Furthermore, its strength isn’t declining. While AT&T (T) and Verizon have gone off 52-week highs, Sprint reached its 52-week high last week. It’s been going up solidly all year, including a big spike in the summer. This has brought growing attention from analysts, which in turn has brought the stock higher.

Last week’s action is the latest of this trend. Sell-side analysts suggested that Sprint’s share of the usable spectrum for cell phone service is itself worth $21 per share. That’s triple the stock’s current price. And, yes, the analyst who made this valuation took into account the company’s $32 billion in debt, and is based on the company’s most recent mortgaging of 14% of its spectrum for $16.4 billion, initially raising just $3.5 billion.

High valued spectrum could offset troubling numbers in the company’s financial statements, which are the real cause of the stock’s long-term decline. Even after nearly doubling in 2016, it’s still down from its all-time high in 2013 and is up only 9% from its IPO in 2013, massively underperforming all peers and the market as a whole.

Here’s the bad news: the company’s profit margin is negative and has remained so for over 5 years. The company’s operating margin briefly goes over 0%, but barely so. The company has $59 billion in debt versus $79 billion in assets—a high ratio for a firm that keeps losing cash. Revenues have fallen every quarter since the last quarter of 2014. EPS has only been positive once (Q2 of 2014) since its IPO. With all these bad financials, valuing the company is no longer as simple as looking at the spectrum itself.

And looking just at the spectrum is a tad insulting and itself quite negative on the stock. Sprint’s value proposition to shareholders is to create value on that spectrum—to employ it and create a marketable product that provides value to people and causes its market share to grow. That is not happening—Sprint has been getting smaller.

That recently turned around—but slightly. Sprint saw 173,000 net subscriber adds for its postpaid cellular service in FQ1 of 2016, which was its 4th quarter of such growth. That’s good and promising, but still very small.
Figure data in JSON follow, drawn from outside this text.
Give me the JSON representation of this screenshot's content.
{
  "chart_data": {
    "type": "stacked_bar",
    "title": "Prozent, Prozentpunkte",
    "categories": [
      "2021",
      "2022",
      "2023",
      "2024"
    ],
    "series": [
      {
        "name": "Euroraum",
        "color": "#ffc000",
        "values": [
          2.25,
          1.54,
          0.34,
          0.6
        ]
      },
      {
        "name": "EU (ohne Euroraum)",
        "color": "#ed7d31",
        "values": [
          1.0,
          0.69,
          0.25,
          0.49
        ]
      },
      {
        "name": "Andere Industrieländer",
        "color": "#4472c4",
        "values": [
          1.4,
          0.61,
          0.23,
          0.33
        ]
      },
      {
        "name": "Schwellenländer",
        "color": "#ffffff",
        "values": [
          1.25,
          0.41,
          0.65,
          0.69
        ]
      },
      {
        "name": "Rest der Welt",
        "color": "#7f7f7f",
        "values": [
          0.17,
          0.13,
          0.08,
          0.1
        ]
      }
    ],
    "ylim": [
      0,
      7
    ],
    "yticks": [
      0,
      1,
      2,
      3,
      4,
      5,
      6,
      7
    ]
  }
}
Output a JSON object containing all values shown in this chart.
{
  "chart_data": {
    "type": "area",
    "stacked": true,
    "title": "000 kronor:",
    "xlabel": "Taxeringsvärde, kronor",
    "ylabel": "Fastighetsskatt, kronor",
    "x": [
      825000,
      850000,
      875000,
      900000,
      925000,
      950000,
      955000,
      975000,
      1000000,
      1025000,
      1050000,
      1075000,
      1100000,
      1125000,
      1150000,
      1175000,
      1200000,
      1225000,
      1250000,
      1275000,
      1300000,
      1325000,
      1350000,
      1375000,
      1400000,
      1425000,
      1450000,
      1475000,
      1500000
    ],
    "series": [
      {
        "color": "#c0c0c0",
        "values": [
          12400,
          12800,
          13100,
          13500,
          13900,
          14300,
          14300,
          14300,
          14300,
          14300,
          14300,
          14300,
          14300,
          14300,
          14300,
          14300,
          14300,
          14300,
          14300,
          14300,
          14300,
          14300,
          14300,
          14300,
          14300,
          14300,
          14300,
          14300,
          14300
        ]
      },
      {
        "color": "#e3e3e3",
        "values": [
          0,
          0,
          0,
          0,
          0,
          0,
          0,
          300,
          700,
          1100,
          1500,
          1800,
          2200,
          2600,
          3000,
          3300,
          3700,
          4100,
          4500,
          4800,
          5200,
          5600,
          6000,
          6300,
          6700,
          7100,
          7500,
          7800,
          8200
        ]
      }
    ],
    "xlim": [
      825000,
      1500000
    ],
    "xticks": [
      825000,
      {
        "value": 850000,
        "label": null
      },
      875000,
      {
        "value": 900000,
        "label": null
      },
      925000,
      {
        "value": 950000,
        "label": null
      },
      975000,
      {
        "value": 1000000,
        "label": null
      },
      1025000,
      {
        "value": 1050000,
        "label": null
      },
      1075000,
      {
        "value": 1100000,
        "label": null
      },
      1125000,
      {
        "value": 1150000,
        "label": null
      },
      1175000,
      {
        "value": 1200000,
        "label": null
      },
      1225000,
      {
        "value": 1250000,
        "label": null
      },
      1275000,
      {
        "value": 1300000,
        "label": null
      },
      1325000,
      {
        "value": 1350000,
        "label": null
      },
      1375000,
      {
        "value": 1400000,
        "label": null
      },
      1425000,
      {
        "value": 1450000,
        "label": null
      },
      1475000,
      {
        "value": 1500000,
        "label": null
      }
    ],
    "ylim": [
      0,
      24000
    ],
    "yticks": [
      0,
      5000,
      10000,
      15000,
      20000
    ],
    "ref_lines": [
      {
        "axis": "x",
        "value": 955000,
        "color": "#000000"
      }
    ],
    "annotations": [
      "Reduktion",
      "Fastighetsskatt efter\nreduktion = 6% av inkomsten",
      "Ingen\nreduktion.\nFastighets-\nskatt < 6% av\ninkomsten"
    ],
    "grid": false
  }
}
Which leads us to the next question: what is the thesis behind owning S? Either investors are buying it on the value of the spectrum or they’re buying it on the value of the business model. If the former, they need to be sure that the business model doesn’t deplete the value of the spectrum by burning cash on a negative profit enterprise. If the latter, they need to be sure there is reason to believe management can and will make a turnaround to the company’s business growth somehow. These questions do not have easy answers, but they need to be answered before deciding what to do with this stock.